Il est le chouchou des visiteurs dans les zoos suisses : le raton laveur s'appelle en anglais raccoon, du mot indien algonquin aroughcoune, "celui qui gratte avec ses mains". Le nom de "raton" lui a été attribué par analogie avec "raccoon", probablement par les trappeurs de la Nouvelle France. C'est en 1976 que fut observé en Suisse le premier raton laveur, dans le canton de Schaffhouse. Avec son masque caractéristique, sa queue rayée de blanc et de noir, ses doigts agiles et ses griffes acérées, cette drôle de peluche vivante s'est installée incognito dans notre pays. Depuis 2003, il occupe aussi les rives du Léman.
Une colonisation réussie
Les premiers ratons laveurs à avoir immigré dans le nord de la Suisse s'étaient manifestement reproduits avec succès, car sinon aucun autre spécimen ne serait apparu dans les années 1980 dans les cantons de Soleure, Bâle-Campagne, Thurgovie, Schaffhouse, Argovie, Berne et Zurich. Ce prédateur de la taille d'un chat semble se plaire en Suisse. Chez nous, le raton laveur n'a guère d'ennemis naturels et il sait s'adapter. Il peut être chassé toute l'année, car on craint que l'intrus ne dispute l'espace vital à d'autres espèces animales.
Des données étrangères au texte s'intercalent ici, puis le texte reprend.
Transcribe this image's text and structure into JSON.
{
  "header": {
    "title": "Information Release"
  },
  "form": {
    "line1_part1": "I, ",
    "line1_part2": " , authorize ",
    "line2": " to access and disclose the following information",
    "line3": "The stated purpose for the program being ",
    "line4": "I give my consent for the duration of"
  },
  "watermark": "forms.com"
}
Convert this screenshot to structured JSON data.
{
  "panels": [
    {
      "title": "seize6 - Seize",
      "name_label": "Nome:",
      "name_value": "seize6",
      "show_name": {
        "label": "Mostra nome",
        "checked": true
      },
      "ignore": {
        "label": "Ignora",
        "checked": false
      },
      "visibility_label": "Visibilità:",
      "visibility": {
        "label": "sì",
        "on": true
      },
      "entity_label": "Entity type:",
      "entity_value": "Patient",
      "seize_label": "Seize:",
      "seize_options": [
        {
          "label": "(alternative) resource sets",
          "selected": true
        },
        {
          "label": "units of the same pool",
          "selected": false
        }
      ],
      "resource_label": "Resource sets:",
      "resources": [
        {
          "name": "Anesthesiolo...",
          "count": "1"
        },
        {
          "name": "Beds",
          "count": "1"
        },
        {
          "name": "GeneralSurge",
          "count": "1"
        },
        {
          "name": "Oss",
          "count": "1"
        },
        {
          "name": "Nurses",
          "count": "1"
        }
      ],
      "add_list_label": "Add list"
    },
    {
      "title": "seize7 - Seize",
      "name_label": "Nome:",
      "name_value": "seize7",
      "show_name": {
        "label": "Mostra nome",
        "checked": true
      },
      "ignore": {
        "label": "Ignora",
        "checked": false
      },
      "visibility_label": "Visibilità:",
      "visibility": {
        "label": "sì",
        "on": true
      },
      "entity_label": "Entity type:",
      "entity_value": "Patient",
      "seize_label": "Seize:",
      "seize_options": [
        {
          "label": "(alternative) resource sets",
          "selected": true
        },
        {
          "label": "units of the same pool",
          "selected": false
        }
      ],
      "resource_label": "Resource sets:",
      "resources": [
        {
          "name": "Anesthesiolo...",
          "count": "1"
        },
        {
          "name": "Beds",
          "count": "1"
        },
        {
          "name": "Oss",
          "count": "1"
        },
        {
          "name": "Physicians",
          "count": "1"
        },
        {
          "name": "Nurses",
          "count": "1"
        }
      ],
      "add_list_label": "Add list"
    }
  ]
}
Introduit pour sa fourrure
Les premiers ratons laveurs ont été introduits en Allemagne il y a environ 100 ans pour l'élevage d'animaux à fourrure. En 1934, ils ont fait le saut dans la nature en Europe centrale. En raison de leur grande fécondité, ils se sont fortement multipliés au fil des ans. On estime qu'il y a aujourd'hui (2025) plus d'un million d'individus rien qu'en Allemagne(1), et ce malgré le fait qu'environ 200'000 ratons laveurs soient y abattus chaque année(2).
L'amour pour les animaux a des limites
La frimousse irrésistible du raton laveur lui a valu la sympathie du grand public. Depuis quelques années, à Kassel, Hanovre, Hambourg ou Berlin, de nombreux citadins apprennent cependant à leurs dépens que cet adorable gourmand est également peu farouche et très adaptable. Les habitants commencent par offrir des fruits et des déchets de cuisine aux ratons laveurs. Une fois que ceux-ci leur mangent presque dans la main et amènent de plus en plus de congénères, les habitants ne peuvent plus se débarrasser de leurs hôtes devenus indésirables. Ils nichent dans les charpentes des villas et y chahutent par douzaines. Leur présence dans les greniers se manifeste également par la puanteur des déjections. Lorsqu'ils finissent par miner la maçonnerie et les poutres, au point que l'enduit des plafonds s'émiette sur la tête des occupants, il n'est plus question d'amour à l'égard de ces envahisseurs.
Une banque de données sur les ratons laveurs
En Suisse, nous n'en sommes heureusement pas encore là. La statistique fédérale de la chasse n'indique certes pas de chiffres sur les effectifs de raton laveur, mais sur la chasse et le gibier péri. Depuis 2020, à un niveau bas, le nombre de chasse a fortement augmenté. En 2023, 44 ratons laveurs ont été abattus, dont 35 dans le canton de Bâle-Campagne.
La carte de répartition du Centre national de données et d'informations sur la faune de Suisse (info fauna) à Neuchâtel indique également une augmentation constante des ratons laveurs. On y voit que le raton laveur s'est déjà répandu sur presque tout le versant nord des Alpes, surtout le long des rivières et des lacs (fig. 2).
Fig. 2: Répartition du raton-laveur (Procyon lotor) en Suisse. État: 16.01.2025. Copyright: Info fauna Neuchâtel.
Conclusion
Peu de gens ont vu le timide raton laveur chez nous jusqu'à présent, bien qu'il ait trouvé en Suisse un nouveau foyer dans les forêts mixtes de feuillus proches des rivières. Dans notre pays aussi, les autorités tentent de maintenir les populations de ce petit ourson de la famille des procyonidés non indigène à un niveau bas afin de limiter les dommages écologiques et économiques causés par cette espèce invasive(3).